The Center for Global Business and Government at Tuck, established in July 2012, is dedicated to programs and activities that prepare business leaders to better understand, shape, and succeed in the dynamic interactions between business and government in the global economy. We do this through:

  • Outreach... by organizing events and programs for senior officials in business and government, and by distributing a suite of materials that promote Tuck’s distinct voice in this field.
  • MBA Enrichment... by organizing on-campus and travel programs that address current global business and economic trends, and providing individual advising for students on globalizing their MBA experience.
  • Research... by hosting visiting scholars, organizing seminars, and developing research resources and publications.

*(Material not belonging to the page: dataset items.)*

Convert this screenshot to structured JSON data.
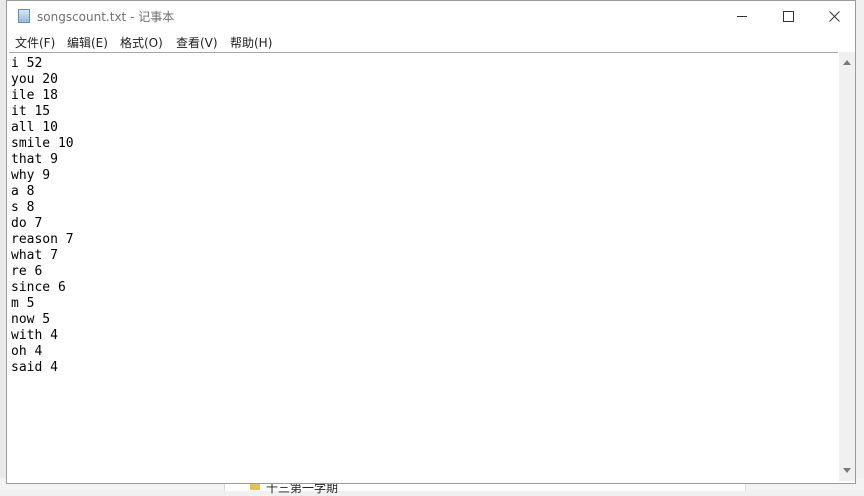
{
  "window": {
    "title": "songscount.txt - 记事本"
  },
  "menu": [
    {
      "label": "文件(F)"
    },
    {
      "label": "编辑(E)"
    },
    {
      "label": "格式(O)"
    },
    {
      "label": "查看(V)"
    },
    {
      "label": "帮助(H)"
    }
  ],
  "editor": {
    "lines": [
      "i 52",
      "you 20",
      "ile 18",
      "it 15",
      "all 10",
      "smile 10",
      "that 9",
      "why 9",
      "a 8",
      "s 8",
      "do 7",
      "reason 7",
      "what 7",
      "re 6",
      "since 6",
      "m 5",
      "now 5",
      "with 4",
      "oh 4",
      "said 4"
    ]
  },
  "background": {
    "folder_text": "十三第一学期"
  },
  "icons": {
    "app": "notepad-icon",
    "minimize": "minimize-icon",
    "maximize": "maximize-icon",
    "close": "close-icon"
  }
}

Prior to July 2012, we were the Center for International Business, primarily focused on supporting the MBA experience at Tuck through hosting guest speakers, coordinating special events, and organizing international travel programs that promoted a global business mindset. You might see references to our old name on this website and on the Tuck website.

BACKGROUND
Business continues to become global in ways and at a pace that defies forecasts. Many forces account for this. Political barriers to globalization continue to decline at the multilateral, national, and industry levels. Perhaps most dramatic has been the integration into the global economy of billions of people in countries that over much of the 20th century operated a command-and-control structure with virtually no market forces. Technological barriers to globalization continue to decline as well. Connectivity facilitated by information technology has driven marginal transmission costs of voice and data to near zero, an innovation that has vastly expanded the scope of what goods and, especially, services are tradable.

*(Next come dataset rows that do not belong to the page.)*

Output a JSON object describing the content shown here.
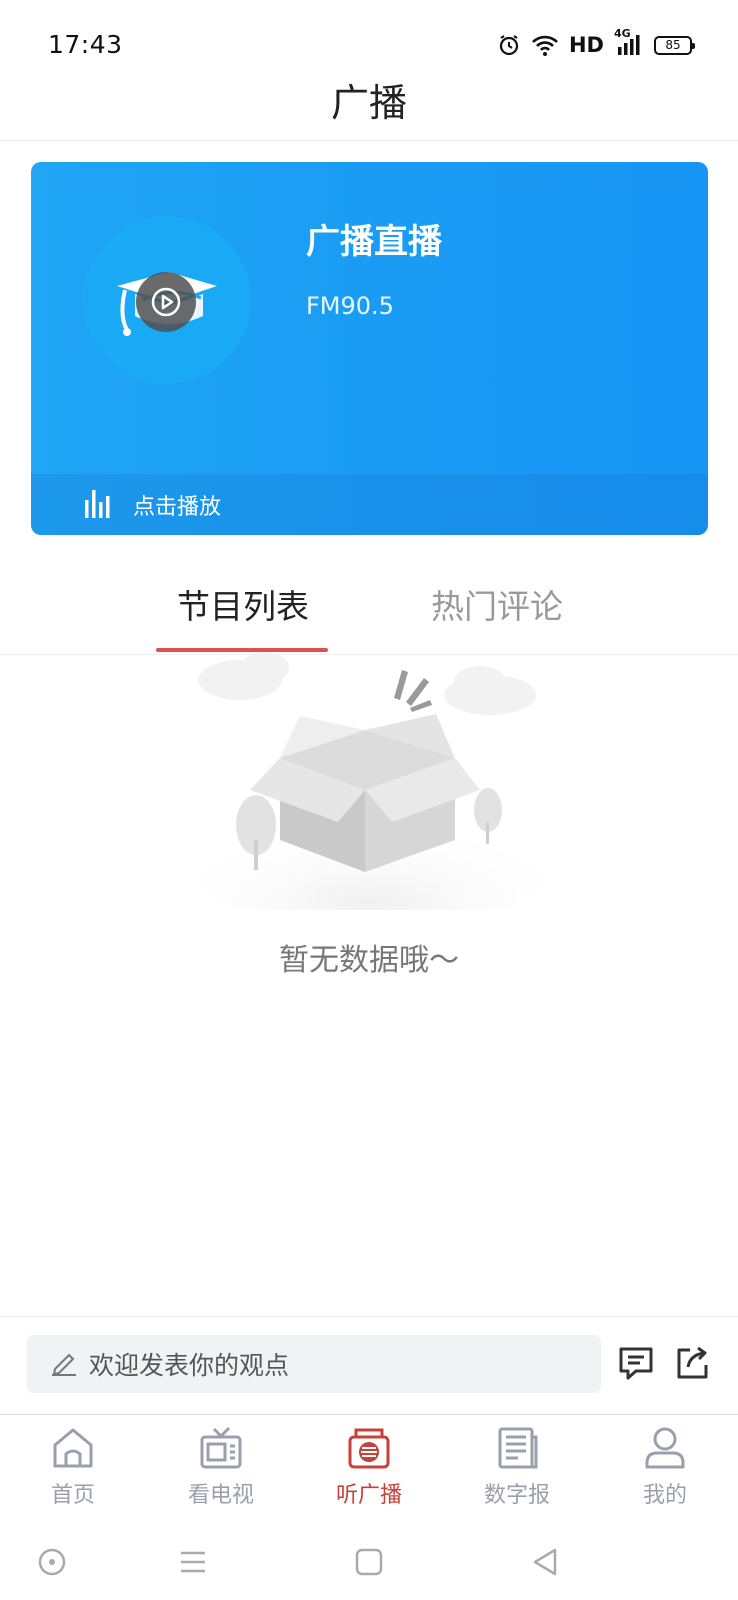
{
  "status_bar": {
    "time": "17:43",
    "network_label": "HD",
    "signal_label": "4G",
    "battery_level": "85",
    "icons": [
      "alarm-icon",
      "wifi-icon",
      "signal-icon",
      "battery-icon"
    ]
  },
  "header": {
    "title": "广播"
  },
  "live_card": {
    "title": "广播直播",
    "frequency": "FM90.5",
    "play_label": "点击播放",
    "colors": {
      "start": "#20a6f5",
      "end": "#1795f5"
    }
  },
  "tabs": [
    {
      "label": "节目列表",
      "active": true
    },
    {
      "label": "热门评论",
      "active": false
    }
  ],
  "empty_state": {
    "message": "暂无数据哦～"
  },
  "comment_bar": {
    "placeholder": "欢迎发表你的观点",
    "icons": [
      "edit-icon",
      "comment-list-icon",
      "share-icon"
    ]
  },
  "bottom_nav": {
    "items": [
      {
        "label": "首页",
        "icon": "home-icon",
        "active": false
      },
      {
        "label": "看电视",
        "icon": "tv-icon",
        "active": false
      },
      {
        "label": "听广播",
        "icon": "radio-icon",
        "active": true
      },
      {
        "label": "数字报",
        "icon": "newspaper-icon",
        "active": false
      },
      {
        "label": "我的",
        "icon": "user-icon",
        "active": false
      }
    ],
    "active_color": "#c8403a",
    "inactive_color": "#9aa0ab"
  },
  "accent_color": "#d9534f"
}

Companies today enjoy ever-wider opportunities to be globally engaged through revenue growth, through efficiency gains, and most fundamentally through mindset. Global business is not, however, omnipotent. Even as market forces have spread so, too, has the role of national governments. National governments that once stood between the market and billions of their citizens still today play deep and shifting roles in the global economy via institutions such as monetary and fiscal authorities, state-owned enterprises, and sovereign wealth funds. National governments being embedded in global business should not be feared. This complex dialectic has been a reality for centuries and will be a reality for the foreseeable future.

The world financial crisis sharply expanded the role of national governments in global business. This expansion has been both direct (e.g., nationalizing banks and other icons such as General Motors) and indirect (e.g., borrowing and printing trillions by central banks and fiscal agents). Global businesses today encounter national governments as customers, as competitors, and as regulators across all key strategic dimensions. And the leaders of global businesses and national governments struggle to understand each other’s goals, constraints, and methods.

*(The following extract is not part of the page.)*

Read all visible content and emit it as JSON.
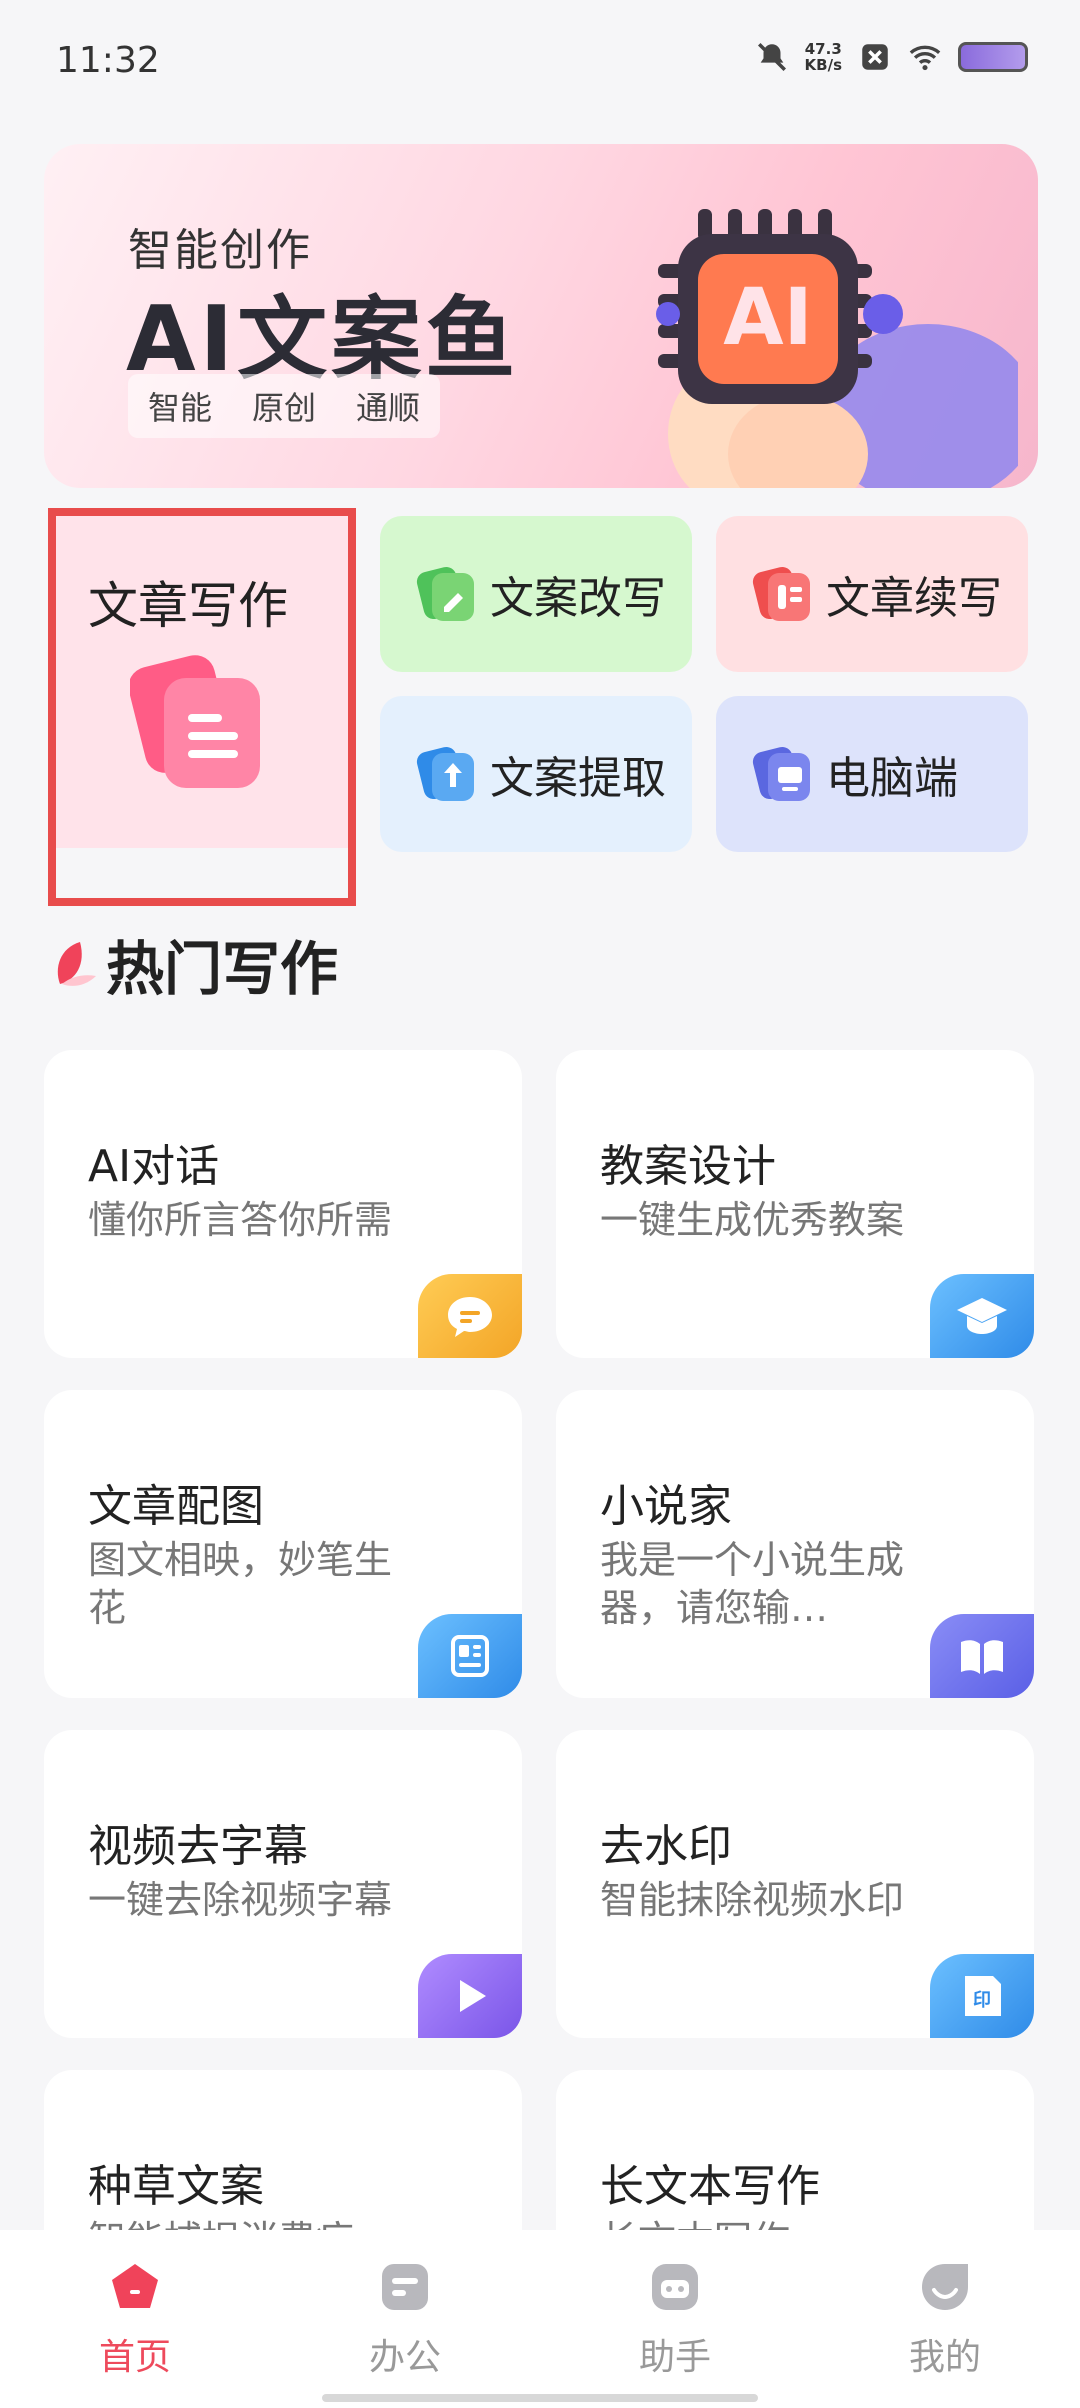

Global companies need leaders who can overcome struggles with globalization; those based in advanced countries, for example, need new strategies to succeed in BRIC countries and beyond. National governments need leaders who can help create jobs and incomes at home linked to dynamic opportunities abroad. And hybrid business-government institutions, such as stateowned enterprises, need leaders whose visions appeal to many diverse stakeholders. Much of today’s anxiety—visible in Occupy Wall Street and in protests sweeping capitals in Africa, Europe, and beyond—stems from worry that current leaders are not up to these challenges.

Through a linked set of outreach, MBA Program enrichment, and research activities, this new center will prepare students to become leaders in their decades beyond Tuck in both global businesses and in national governments as well.